SROs are required to do the following:
- Dress in full uniform
- Drive marked police vehicles
- Be in constant radio contact with precinct personnel
The SRO Program is a nationally accepted program involving the placement of a law enforcement officer within the educational environment. SROs receive specialized training given by the National Association of School Resource Officers. The basic TRIAD concept, which signifies the philosophy of the school resource officer program, dictates that officers are teachers, counselors and law enforcers.
SROs as Teachers
As teachers, officers are ad-hoc members of the staff and are responsible for the following:
- Provide current trend and law-related education to students
- High school SROs act as guest speakers when needed to assist in teaching current trend and law-related classes
- Middle school SROs teach the Drug Abuse Resistance Education (DARE) program and Gang Resistance Education and Training (GREAT)

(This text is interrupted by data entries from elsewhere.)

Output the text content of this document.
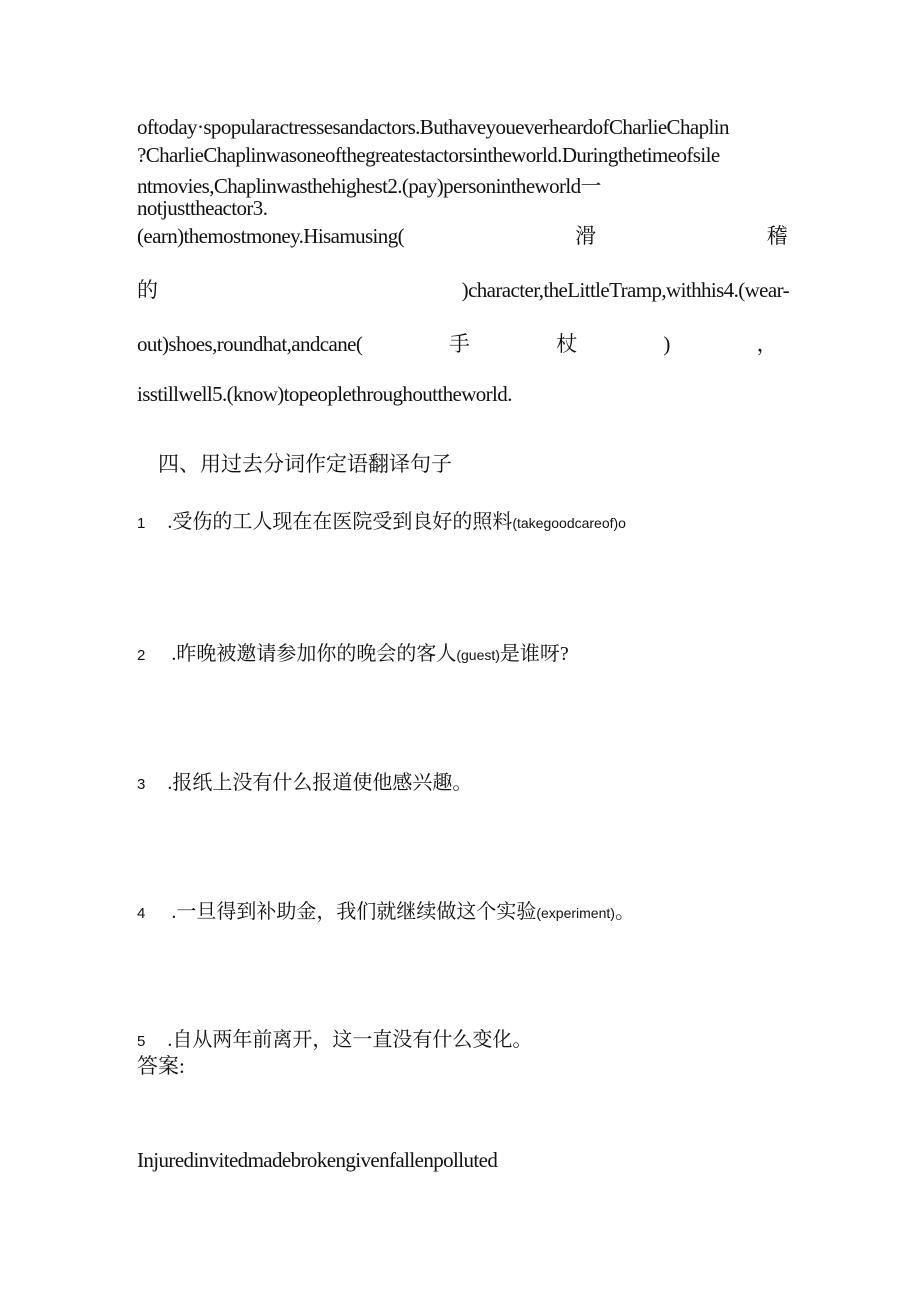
oftoday·spopularactressesandactors.ButhaveyoueverheardofCharlieChaplin
?CharlieChaplinwasoneofthegreatestactorsintheworld.Duringthetimeofsile
ntmovies,Chaplinwasthehighest2.(pay)personintheworld一
notjusttheactor3.
(earn)themostmoney.Hisamusing(	滑	稽
的	)character,theLittleTramp,withhis4.(wear-
out)shoes,roundhat,andcane(	手	杖	)	，
isstillwell5.(know)topeoplethroughouttheworld.
四、用过去分词作定语翻译句子
1 .受伤的工人现在在医院受到良好的照料(takegoodcareof)o
2 .昨晚被邀请参加你的晚会的客人(guest)是谁呀?
3 .报纸上没有什么报道使他感兴趣。
4 .一旦得到补助金，我们就继续做这个实验(experiment)。
5 .自从两年前离开，这一直没有什么变化。
答案:
Injuredinvitedmadebrokengivenfallenpolluted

- Provide law enforcement and community service information to students, parents and staff
- Work closely with their school-based counselors to ensure each student receives proper guidance
SROs as Law Mentors
As mentors, SROs work to establish a rapport with students by effectuating the following:
- Showing and interest with their academic and extracurricular activities
- Chatting about mutual interests
- Providing an attentive ear for whatever is on the student’s mind
- Being a positive role model in the school community
SROs as Law Enforcers
As law enforcers, it is an officer's duty to:
- Investigate crimes
- Make arrests
- Patrol communities near their schools
SROs do not handle school-based disciplinary issues; that is the exclusive responsibility of the school-based administrator.
2015 to 2016 School Year
The amount of work performed by the current SROs has been nothing short of remarkable. During the 2015 to 2016 school year, SROs:
- As educators taught in excess of 3,452 law-related lessons
- As mentors engaged in more than 72,774 formal and informal counseling or mentoring contacts with students
- As law enforcers performed over 1,561 law enforcement actions within the school and surrounding community
This contributes to the SRO being a positive role model for students, building relationships, and bridging the gap between youth and law enforcement.
Model SRO Agency
This program has received national acclaim by the National Association of School Resource Officers (NASRO). The Baltimore County Police Department has been recognized as a Model SRO Agency.